🤖 AI Summary
This work addresses the challenges of stochastic differential equation (SDE) modeling and causal inference from snapshot data—such as single-cell measurements—where only marginal temporal distributions are observed, without individual trajectories. We establish the first identifiability theory for linear SDEs: under non-rotationally symmetric initial distributions, the drift, diffusion, and underlying causal graph are uniquely identifiable, and the causal graph can be fully recovered from the SDE parameters. To operationalize this theory, we propose APPEX, an end-to-end algorithm integrating entropy-regularized optimal transport, alternating projection optimization, and KL-divergence minimization to jointly estimate drift, diffusion, and causal structure. Our theoretical analysis guarantees both parameter identifiability and causal recoverability. Empirically, APPEX monotonically reduces KL divergence and achieves high-precision recovery of drift, diffusion, and causal graphs on additive-noise SDEs across three benchmark settings.
📝 Abstract
Stochastic differential equations (SDEs) are a fundamental tool for modelling dynamic processes, including gene regulatory networks (GRNs), contaminant transport, financial markets, and image generation. However, learning the underlying SDE from data is a challenging task, especially if individual trajectories are not observable.
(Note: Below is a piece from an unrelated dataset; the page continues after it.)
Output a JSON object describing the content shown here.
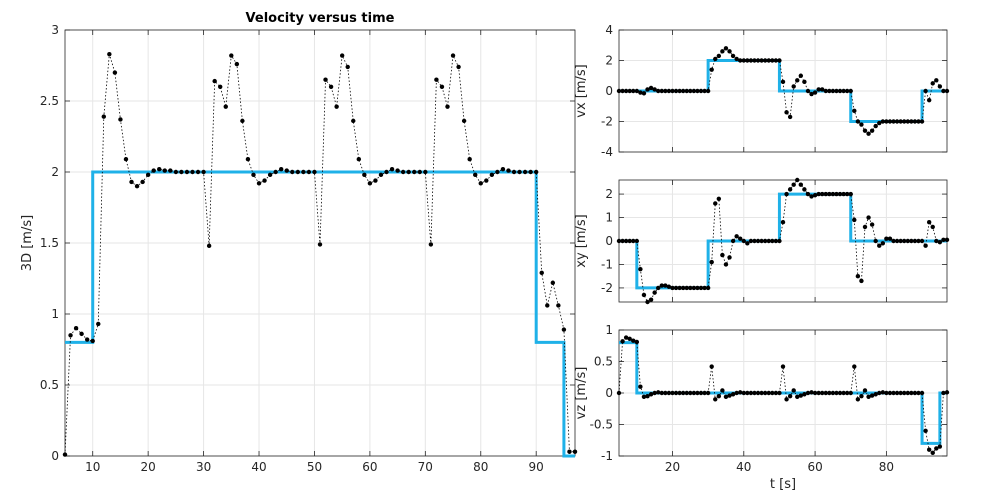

Motivated by burgeoning research in single-cell datasets, we present the first comprehensive approach for jointly identifying the drift and diffusion of an SDE from its temporal marginals. Assuming linear drift and additive diffusion, we prove that these parameters are identifiable from marginals if and only if the initial distribution lacks any generalized rotational symmetries. We further prove that the causal graph of any SDE with additive diffusion can be recovered from the SDE parameters. To complement this theory, we adapt entropy-regularized optimal transport to handle anisotropic diffusion, and introduce APPEX (Alternating Projection Parameter Estimation from $X_0$), an iterative algorithm designed to estimate the drift, diffusion, and causal graph of an additive noise SDE, solely from temporal marginals. We show that APPEX iteratively decreases Kullback-Leibler divergence to the true solution, and demonstrate its effectiveness on simulated data from linear additive noise SDEs.